The Metropolitan Police was applauded for sending detectives to the playgrounds to confront the problem. But every police officer should do their bit. If they see a group of youths at a school gate, they should go over and talk to them.

And, please spare me the whingeings of the apologists for crime who offer no solutions, only criticisms. Criminologists and researchers have come up with a host of trendy ideas as to why people commit crime. They blame unemployment, drugs, social up-bringing. Undoubtedly, these concerns play a part, but the fact is that people generally break the law because they think they can get away with it. It is true for every one of us. Most of us break the speed limit every day. We know there won't be a speed camera on every corner, so we know we can get away with it.

That's why there's no such thing as an opportunist thief. That person is a thief who is always on the look-out for an opportunity, and he is given one when he sees that he can get away with it.
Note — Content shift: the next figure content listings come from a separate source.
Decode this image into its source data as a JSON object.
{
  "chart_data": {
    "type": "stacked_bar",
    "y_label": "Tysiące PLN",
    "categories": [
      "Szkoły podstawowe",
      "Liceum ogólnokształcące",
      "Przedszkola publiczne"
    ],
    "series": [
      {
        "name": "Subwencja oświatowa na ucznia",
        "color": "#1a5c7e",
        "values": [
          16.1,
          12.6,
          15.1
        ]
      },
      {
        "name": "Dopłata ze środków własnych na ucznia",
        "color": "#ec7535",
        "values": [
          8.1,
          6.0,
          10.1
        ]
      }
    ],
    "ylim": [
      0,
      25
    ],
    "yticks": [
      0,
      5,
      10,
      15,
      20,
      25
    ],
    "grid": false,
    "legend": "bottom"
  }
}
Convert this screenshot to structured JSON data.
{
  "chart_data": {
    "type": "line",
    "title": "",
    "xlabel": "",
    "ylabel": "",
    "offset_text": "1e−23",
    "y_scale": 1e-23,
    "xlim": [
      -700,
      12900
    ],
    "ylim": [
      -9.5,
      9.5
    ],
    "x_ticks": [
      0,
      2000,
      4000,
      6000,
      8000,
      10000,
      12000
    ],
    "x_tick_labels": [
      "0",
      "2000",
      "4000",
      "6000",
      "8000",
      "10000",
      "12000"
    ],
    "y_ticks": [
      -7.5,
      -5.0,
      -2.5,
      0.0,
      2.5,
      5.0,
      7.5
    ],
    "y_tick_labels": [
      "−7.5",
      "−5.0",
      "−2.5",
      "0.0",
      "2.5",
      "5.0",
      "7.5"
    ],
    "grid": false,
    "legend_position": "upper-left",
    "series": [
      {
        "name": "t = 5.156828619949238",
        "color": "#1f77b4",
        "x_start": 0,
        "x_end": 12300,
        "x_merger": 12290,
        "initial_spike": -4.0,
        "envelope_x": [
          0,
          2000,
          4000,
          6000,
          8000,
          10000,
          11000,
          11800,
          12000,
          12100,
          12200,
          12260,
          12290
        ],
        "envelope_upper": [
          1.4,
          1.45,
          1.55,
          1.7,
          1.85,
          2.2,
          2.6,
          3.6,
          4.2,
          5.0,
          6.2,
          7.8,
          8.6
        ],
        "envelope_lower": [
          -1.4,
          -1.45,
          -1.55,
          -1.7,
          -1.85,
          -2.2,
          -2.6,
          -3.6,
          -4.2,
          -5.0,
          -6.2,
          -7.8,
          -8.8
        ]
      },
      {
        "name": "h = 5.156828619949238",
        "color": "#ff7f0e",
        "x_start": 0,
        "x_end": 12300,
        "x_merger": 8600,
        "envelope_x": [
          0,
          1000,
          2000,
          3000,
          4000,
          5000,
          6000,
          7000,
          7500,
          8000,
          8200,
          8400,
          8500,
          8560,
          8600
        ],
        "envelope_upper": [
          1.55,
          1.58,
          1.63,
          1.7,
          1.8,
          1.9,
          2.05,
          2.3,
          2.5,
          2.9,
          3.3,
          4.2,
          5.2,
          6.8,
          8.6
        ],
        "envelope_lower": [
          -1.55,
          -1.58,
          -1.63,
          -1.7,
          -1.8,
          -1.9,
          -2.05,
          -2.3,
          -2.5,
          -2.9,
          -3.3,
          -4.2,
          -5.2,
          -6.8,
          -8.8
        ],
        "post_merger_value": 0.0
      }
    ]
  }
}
Resources, therefore, have to be devoted to frontline policing so that people can see that they won't get away with it.

The latest national crime survey showed a worrying 29 per cent increase in violent attacks, often at pub closing times. This is where positive policing is most effective, but it requires the police to demonstrate a "zero tolerance" of crime. If a yob sticks two fingers up at a police officer or hurls a kebab at a passing car, they must be confronted.
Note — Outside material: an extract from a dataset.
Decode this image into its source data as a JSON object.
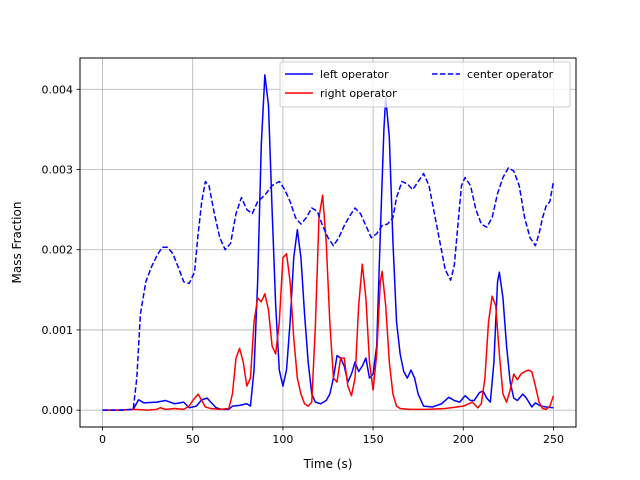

If a police officer ignores such behaviour, the yob has won. He has got away with it, and next week it won't be a kebab he hurls. It will be a brick or a glass.

In Hartlepool and Middlesbrough, we had great success in reducing crime because we took the battle to the criminal. We knew the public were fed up with living in fear of crime, and once we got stuck in we had a terrific response.

Most residents were honest people, with just one or two misfits responsible for the majority of crime. Gradually, we won the respect and confidence of the people and it culminated in a successful raid in which we arrested the crime dons of the area. Other residents in the street actually came out of their homes and applauded as the yobs were led away - they were not in hiding any more. The streets had been reclaimed.

And the potency of the police force had been increased. Not only did we have the people on our side, but also crime reduced. We still had the same resources but were now tackling a smaller problem.

So it is not all about more police officers and extra taxpayers' investment. It is also about how you use more efficiently those officers that the taxpayer already pays for.

More efficient also means cutting the bureaucracy, including time in court, that officers have to endure on many occasions when they make an arrest. But one of the points of this strategy is that they are fewer crimes committed and so there will be less paperwork.

This strategy is all about nipping crime in the bud. For example, most crime is committed by young people aged between 11 and 24. Therefore, the police have to target them.

In fact, the police have to look at it more closely than that. It is true to say that some schools produce more criminals than others and these are the classrooms to which police resources should be devoted.

I advocated targetting certain schools which had become breeding grounds for criminals, sending officers in to speak to children as young as nine every three months. We tried to educate them in good citizenship and stressed the message that anti-social behaviour - be it swearing or stealing mobile phones - was not acceptable. In this way we broke the cycle.

As I said in my column a fortnight ago, cracking crime is about punishment, deterrence, rehabilitation and diversion. I do not believe the punishment courts hand out is enough of a deterrent, and rehabilitation is only effective after a crime has been committed, and victims have suffered. So diverting people - be they young children or anti-social yobs - from careers of crime is vital. Zero Tolerance policing is a strategy that works in doing that - we have proof in Middlesbrough and Hartlepool.

Politicians of all shades, including those we spoke to four years ago, tell me they support the Zero Tolerance stance that we took - it is up to those politicians to ensure every police officer of every rank in Britain gets the message.